DP2737 The Empirical Importance of Precautionary Saving
|Author(s):||Pierre-Olivier Gourinchas, Jonathan A Parker|
|Publication Date:||March 2001|
|Keyword(s):||Consumption, Fluctuations, Incomplete Markets, Insurance, Precautionary Saving, Saving, Wealth Accumulation|
|Programme Areas:||International Macroeconomics|
|Link to this Page:||cepr.org/active/publications/discussion_papers/dp.php?dpno=2737|
One of the basic motives for saving is the accumulation of wealth to insure future welfare. Both introspection and extant research on consumption insurance find that people face substantial risks that they do not fairly pool. In theory, the consumption and wealth accumulation of price-taking households in an economy with incomplete markets differs substantially from the behaviour of these same households in the equivalent economy with complete-markets.

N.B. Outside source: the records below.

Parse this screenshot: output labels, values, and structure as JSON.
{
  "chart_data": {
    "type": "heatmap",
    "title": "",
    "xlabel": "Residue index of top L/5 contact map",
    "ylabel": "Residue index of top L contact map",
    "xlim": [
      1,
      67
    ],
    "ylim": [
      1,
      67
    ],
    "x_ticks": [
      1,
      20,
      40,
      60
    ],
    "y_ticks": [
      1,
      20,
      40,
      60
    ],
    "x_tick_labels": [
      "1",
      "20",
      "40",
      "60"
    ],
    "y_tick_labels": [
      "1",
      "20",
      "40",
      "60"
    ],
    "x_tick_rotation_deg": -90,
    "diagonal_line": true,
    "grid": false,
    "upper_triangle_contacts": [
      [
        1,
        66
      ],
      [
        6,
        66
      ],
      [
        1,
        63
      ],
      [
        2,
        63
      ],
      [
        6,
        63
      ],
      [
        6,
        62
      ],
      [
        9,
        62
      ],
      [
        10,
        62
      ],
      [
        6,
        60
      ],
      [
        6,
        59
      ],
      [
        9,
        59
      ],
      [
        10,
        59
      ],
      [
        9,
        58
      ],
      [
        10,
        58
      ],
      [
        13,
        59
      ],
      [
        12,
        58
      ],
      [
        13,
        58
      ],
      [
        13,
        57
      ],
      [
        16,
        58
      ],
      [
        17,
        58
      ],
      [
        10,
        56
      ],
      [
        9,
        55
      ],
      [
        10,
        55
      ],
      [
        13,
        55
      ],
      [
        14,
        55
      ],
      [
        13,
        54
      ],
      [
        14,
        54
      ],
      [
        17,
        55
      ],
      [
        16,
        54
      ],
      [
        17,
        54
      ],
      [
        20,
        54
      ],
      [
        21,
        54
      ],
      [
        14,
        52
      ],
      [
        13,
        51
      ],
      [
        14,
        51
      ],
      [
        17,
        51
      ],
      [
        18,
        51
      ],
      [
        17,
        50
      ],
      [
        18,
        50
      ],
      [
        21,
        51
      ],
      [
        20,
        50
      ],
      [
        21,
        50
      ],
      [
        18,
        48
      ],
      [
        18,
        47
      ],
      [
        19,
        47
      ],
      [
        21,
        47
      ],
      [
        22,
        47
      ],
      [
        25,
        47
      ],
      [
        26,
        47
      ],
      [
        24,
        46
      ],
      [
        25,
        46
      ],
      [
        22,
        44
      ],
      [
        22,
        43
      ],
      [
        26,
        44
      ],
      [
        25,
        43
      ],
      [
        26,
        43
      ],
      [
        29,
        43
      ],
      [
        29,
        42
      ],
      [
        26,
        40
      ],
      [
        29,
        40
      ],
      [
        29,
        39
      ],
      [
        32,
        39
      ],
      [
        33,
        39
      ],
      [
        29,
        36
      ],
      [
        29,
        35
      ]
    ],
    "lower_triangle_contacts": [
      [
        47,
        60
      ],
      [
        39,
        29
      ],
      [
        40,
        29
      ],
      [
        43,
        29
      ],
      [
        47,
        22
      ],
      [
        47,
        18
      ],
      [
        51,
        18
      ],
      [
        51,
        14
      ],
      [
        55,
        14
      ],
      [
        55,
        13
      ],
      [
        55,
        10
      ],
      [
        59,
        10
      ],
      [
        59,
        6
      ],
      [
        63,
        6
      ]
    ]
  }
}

The question we address in this article is whether we find this difference to be large in practice. What is the empirical importance of precautionary saving? We provide a simple decomposition that characterizes the importance of precautionary saving in the US economy. We use this decomposition as an organizing framework to present four main findings: (a) the concavity of the consumption policy rule, (b) the importance of precautionary saving for life-cycle saving and wealth accumulation, (c) the contribution of changes in risk to fluctuations in aggregate consumption and (d) the significant impact of incomplete markets on aggregate fluctuations in calibrated general equilibrium models. We conclude with directions for future research.